As another hurricane bears down on New Orleans and the Louisiana coastline, many wonder how natural disasters influence the mental health of our fragile children.
Dr. Annette M. La Greca, a professor of psychology and pediatrics at the University of Miami and her colleagues have been studying children’s disaster reactions following Hurricanes Andrew (1992), Charley (2004) and Ike (2008).
The research team has been exploring questions such as: Who is most at risk for persistent stress reactions? And, how can such youth be identified and assisted in the aftermath of a destructive storm?
Researchers say recent findings from Ike, the Grade III storm that devastated Galveston, has helped mental health professionals identify children who may be the most adversely affected by post-traumatic stress and depression.

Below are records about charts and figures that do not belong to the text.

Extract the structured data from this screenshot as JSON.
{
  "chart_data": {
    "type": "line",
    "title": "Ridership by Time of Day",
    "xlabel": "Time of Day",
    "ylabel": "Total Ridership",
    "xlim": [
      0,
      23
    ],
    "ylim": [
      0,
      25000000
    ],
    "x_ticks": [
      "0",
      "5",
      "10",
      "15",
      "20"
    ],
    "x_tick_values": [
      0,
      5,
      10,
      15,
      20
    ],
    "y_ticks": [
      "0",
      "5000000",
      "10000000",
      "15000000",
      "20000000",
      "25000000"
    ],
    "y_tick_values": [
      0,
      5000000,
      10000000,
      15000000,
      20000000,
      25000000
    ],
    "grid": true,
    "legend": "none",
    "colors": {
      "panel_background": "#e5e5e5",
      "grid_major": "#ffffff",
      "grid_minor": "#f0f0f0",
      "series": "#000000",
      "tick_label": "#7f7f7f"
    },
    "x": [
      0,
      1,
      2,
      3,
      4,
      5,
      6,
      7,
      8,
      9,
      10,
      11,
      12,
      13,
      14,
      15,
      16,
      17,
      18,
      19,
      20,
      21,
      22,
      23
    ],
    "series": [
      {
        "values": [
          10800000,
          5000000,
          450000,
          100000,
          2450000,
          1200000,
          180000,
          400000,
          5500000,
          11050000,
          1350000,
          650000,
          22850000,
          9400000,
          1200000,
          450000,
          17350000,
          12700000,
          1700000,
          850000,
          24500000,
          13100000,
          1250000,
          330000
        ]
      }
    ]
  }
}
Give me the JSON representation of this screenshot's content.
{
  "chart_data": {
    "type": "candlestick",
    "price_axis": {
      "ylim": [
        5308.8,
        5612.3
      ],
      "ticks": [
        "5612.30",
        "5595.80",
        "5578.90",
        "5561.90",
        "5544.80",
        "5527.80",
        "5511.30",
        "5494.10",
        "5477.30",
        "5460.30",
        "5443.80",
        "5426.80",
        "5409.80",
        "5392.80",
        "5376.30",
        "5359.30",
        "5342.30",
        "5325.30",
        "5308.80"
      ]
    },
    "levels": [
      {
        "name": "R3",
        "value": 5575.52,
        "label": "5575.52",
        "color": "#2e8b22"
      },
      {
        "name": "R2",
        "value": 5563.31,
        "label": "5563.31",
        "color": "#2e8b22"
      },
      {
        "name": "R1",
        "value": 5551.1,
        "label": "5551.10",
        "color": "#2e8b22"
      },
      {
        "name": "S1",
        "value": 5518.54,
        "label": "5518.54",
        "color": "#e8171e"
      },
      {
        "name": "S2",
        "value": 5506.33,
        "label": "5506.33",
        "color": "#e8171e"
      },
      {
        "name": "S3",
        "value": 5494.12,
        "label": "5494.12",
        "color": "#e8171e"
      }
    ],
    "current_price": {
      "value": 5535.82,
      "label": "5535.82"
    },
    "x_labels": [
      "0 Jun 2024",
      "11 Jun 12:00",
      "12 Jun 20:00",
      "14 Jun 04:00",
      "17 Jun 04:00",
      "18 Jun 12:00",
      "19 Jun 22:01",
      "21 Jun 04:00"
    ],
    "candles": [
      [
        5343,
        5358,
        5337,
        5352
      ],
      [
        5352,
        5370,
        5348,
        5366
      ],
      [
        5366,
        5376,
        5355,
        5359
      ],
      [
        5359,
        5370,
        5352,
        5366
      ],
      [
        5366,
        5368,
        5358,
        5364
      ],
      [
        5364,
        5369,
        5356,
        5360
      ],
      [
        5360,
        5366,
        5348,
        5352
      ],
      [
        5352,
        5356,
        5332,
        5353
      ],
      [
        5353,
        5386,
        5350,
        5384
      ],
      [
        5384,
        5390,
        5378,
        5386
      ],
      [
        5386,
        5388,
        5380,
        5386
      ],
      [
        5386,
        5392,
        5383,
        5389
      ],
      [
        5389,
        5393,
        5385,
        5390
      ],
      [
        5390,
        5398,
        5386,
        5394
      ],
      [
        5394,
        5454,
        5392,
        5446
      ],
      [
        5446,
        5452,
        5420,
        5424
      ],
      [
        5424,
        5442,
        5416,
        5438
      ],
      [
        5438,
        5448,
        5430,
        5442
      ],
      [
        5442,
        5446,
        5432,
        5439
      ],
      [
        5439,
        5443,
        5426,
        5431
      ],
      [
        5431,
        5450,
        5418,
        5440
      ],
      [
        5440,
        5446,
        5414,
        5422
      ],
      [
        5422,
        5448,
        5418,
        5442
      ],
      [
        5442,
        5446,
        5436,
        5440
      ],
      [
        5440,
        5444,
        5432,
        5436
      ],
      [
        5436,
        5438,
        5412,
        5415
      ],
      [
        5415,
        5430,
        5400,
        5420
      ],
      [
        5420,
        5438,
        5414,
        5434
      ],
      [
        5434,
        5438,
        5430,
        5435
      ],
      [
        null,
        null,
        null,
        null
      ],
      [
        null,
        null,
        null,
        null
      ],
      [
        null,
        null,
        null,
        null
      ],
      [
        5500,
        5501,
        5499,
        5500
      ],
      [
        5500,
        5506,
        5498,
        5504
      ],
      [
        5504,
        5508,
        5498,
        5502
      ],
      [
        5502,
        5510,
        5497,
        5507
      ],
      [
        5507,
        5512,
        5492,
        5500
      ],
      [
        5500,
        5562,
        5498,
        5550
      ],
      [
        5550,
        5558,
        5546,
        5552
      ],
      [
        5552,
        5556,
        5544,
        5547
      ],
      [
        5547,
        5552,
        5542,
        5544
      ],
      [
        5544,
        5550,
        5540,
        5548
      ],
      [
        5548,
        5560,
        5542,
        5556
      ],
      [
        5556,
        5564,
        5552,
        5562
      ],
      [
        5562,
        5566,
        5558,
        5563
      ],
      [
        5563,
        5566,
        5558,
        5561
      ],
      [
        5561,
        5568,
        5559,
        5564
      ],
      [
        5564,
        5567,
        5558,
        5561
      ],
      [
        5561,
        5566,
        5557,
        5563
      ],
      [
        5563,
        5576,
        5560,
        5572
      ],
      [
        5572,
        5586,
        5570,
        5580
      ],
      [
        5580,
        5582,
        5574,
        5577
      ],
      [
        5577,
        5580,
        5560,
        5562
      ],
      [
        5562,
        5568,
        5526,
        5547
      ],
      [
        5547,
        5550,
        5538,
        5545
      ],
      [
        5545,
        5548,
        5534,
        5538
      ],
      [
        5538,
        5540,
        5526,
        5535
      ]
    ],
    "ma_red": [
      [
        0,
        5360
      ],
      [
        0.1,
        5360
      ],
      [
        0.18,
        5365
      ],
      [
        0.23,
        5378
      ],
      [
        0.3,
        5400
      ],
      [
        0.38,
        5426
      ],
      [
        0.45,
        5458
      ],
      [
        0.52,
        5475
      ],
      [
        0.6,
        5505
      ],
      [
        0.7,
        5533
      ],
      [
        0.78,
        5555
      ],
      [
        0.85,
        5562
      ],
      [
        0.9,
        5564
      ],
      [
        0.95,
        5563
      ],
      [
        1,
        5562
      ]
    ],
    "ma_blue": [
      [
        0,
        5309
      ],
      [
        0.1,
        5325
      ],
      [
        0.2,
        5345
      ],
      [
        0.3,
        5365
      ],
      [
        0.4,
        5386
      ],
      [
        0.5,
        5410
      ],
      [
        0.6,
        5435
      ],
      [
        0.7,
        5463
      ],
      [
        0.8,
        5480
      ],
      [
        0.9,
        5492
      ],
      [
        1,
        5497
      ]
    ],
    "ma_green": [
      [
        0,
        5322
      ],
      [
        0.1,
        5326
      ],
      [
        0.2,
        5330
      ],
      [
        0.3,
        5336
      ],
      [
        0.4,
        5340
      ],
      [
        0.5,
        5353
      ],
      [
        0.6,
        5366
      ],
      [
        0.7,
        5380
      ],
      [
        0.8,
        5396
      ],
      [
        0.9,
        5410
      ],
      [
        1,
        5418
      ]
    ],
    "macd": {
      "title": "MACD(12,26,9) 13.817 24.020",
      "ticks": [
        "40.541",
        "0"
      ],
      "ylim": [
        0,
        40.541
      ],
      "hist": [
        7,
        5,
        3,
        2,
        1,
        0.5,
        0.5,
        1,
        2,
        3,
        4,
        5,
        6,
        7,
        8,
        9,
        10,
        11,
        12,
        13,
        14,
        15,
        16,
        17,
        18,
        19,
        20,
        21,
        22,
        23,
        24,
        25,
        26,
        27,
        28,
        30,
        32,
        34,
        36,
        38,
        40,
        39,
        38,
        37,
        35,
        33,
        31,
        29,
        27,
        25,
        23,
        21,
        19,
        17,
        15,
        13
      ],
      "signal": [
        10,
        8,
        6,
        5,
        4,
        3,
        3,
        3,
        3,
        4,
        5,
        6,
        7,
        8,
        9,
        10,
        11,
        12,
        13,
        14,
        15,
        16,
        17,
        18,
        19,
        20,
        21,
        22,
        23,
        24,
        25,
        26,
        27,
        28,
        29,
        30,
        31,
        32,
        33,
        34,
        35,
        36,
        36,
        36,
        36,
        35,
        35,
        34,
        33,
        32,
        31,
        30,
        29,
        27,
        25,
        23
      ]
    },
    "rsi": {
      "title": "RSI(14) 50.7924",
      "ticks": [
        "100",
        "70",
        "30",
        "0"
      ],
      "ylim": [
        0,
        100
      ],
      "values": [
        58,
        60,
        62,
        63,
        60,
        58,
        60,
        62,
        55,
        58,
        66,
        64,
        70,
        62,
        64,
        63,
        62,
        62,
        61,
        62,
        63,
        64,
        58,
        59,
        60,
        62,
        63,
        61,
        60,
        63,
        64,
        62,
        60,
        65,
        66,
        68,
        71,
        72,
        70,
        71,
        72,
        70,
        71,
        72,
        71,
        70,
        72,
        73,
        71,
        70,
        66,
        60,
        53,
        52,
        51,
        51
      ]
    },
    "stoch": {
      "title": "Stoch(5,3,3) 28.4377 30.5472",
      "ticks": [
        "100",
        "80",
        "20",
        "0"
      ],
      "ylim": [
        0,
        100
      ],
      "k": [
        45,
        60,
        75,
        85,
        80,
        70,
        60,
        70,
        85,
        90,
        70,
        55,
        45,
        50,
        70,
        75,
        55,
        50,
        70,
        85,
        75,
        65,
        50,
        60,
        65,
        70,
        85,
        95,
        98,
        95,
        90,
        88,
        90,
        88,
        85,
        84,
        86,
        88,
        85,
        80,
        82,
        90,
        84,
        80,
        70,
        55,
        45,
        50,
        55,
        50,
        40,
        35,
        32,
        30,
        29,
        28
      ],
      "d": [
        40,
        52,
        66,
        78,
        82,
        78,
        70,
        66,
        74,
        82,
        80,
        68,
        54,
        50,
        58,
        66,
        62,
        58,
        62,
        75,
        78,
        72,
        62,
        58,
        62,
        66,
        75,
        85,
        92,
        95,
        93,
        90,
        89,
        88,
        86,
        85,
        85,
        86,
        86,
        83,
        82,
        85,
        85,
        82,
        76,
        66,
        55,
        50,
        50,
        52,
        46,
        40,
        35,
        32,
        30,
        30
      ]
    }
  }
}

Investigators have also learned that helping children cope with stressors that occur during or after the disaster may improve children’s psychological functioning.
“Children may have to move or change schools. Their neighborhood may not be safe for outdoor play and they may not be able to spend time with their friends. Children need help coping with these and other post-disaster stressors,” La Greca says.
In collaboration with Scott and Elaine Sevin, Dr. La Greca developed a workbook for parents to help their children cope with the many stressors that occur after disasters.
The book gives parents tips for helping children stay healthy and fit, maintain normal routines, and cope with stressors and with emotions, such as fears and worries. The After the Storm workbook is available at no cost at www.7-dippity.com.
Researchers determined that the eight-month mark appears to be the cut-off for determining if children will be at high-risk for longer-term adverse reactions. Thus, children continuing to present depression and symptoms associated with of PTSD after this time are less likely to recover by 15 months post-disaster than other youth.
This group is also more likely to report more severe levels of psychological symptoms and experience more post-disaster stressors than other youth.
A paper discussing these findings is scheduled to be published in the Journal of Affective Disorders.